Unter Wasser fliegen

Säbelschnäbler Namibia
Auf einem Bein stehend ruhen diese beiden Säbelschnäbler im seichten Wasser.

Das für Jungvögel typische braunschwarz-weiße Federkleid ist schon vorhanden, aber der junge Säbelschnäbler, der am Rande des Wassers auf Nahrungssuche war, kann noch nicht fliegen. Als ganz junges Küken im gefleckten Daunenkleid hat sich das Küken bei Gefahr sehr schnell zwischen die spärliche Vegetation begeben, sich dort fast unsichtbar auf den Boden gedrückt, den Kopf ebenfalls flach am Boden, und so gut getarnt regungslos abgewartet, bis die Gefahr vorbei war. Als der Jungvogel älter wird, versucht er schnellen Fußes vor Gefahr zu flüchten, derweil die Eltern den vermeintlichen Feind attackieren oder versuchen ihn abzulenken.

Jetzt wagt sich der junge Säbelschnäbler ins Wasser und versucht schwimmend dem möglichen Feind zu entkommen. Als dies keinen Erfolg verspricht, taucht der Jungvogel plötzlich unter. Im etwa knietiefen klaren Wasser schwimmt er mit Hilfe seiner Flügel mit beachtlicher Geschwindigkeit dicht über dem Boden. Der junge Säbelschnäbler „fliegt“ unter Wasser davon, ein Verhalten, das nicht bei vielen Vögeln bekannt ist.

Säbelschnäbler
Noch sind die Beine nicht so lang wie die der erwachsenen Säbelschnäbler, aber das Küken stakst bereits im seichten Wasser umher und steckt den Kopf unter Wasser, um etwas Essbares zu finden. Hier hat der Jungvogel etwas gefunden, legt sich die Beute im bereits nach oben gebogenen Schnabel zurecht und schluckt sie.

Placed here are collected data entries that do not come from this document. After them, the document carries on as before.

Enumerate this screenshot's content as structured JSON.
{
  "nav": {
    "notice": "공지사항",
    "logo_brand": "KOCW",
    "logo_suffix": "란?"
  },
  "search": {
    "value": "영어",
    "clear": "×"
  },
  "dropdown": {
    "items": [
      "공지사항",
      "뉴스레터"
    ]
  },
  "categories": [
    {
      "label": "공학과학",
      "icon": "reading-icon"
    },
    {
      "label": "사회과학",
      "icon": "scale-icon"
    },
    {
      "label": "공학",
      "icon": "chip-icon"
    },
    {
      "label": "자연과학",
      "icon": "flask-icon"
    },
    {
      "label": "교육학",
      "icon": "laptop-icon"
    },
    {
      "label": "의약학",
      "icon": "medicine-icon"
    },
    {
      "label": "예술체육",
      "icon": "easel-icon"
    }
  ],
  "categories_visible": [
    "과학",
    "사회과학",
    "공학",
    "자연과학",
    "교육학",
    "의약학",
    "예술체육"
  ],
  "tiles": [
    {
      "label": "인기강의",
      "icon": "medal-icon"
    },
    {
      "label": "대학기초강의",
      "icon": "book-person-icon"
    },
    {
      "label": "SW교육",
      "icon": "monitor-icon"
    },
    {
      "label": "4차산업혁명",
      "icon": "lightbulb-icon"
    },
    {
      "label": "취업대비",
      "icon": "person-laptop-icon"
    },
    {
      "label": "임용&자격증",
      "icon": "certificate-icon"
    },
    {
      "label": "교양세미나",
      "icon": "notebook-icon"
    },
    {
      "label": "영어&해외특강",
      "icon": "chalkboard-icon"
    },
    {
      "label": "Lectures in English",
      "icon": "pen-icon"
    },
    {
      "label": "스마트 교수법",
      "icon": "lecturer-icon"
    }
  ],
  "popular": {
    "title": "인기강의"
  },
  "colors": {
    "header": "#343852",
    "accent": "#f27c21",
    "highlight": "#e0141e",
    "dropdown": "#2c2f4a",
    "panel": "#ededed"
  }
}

Säbelschnäbler gehören zur Ordnung der Regenpfeiferartigen, haben lange Beine, aber keine Schwimmhäute. Mit ihrem leicht nach oben gebogenen langen Schnabel suchen sie in flachen Gewässern im Schlamm, im Wasser oder auf der Oberfläche nach kleinen Tieren (Insekten, Würmer, Krebstierchen). Erwachsene Säbelschnäbler haben ein schwarz-weißes Federkleid. In den meisten Gegenden von Namibia kommen sie nicht in großer Zahl vor, aber sie sind eine Art, die sehr viel und weit umherzieht. So lockte ein ungewöhnlich kräftiger Regen Mitte Mai dieses Jahres (2018) etliche Säbelschnäbler nach Lüderitzbucht, wo sie sich an den teilweise riesigen, inzwischen brackigen Pfützen und Tümpeln in der Wüste und in Nähe des Atlantiks wohlfühlen.

Ein Pärchen zog nahe der kleinen Lagune in Lüderitzbucht ein Jungtier auf. Laut Dr. Jessica Kemper, Forscherin in Lüderitzbucht, wechselten die Altvögel den Tümpel, weil sie und ihr Nachwuchs von Schildraben attackiert wurden. Danach scheuchten die Eltern von „ihrem“ Tümpel Rotschnabelenten weg, damit ihr Nachwuchs dort ungestört auf Nahrungssuche gehen konnte.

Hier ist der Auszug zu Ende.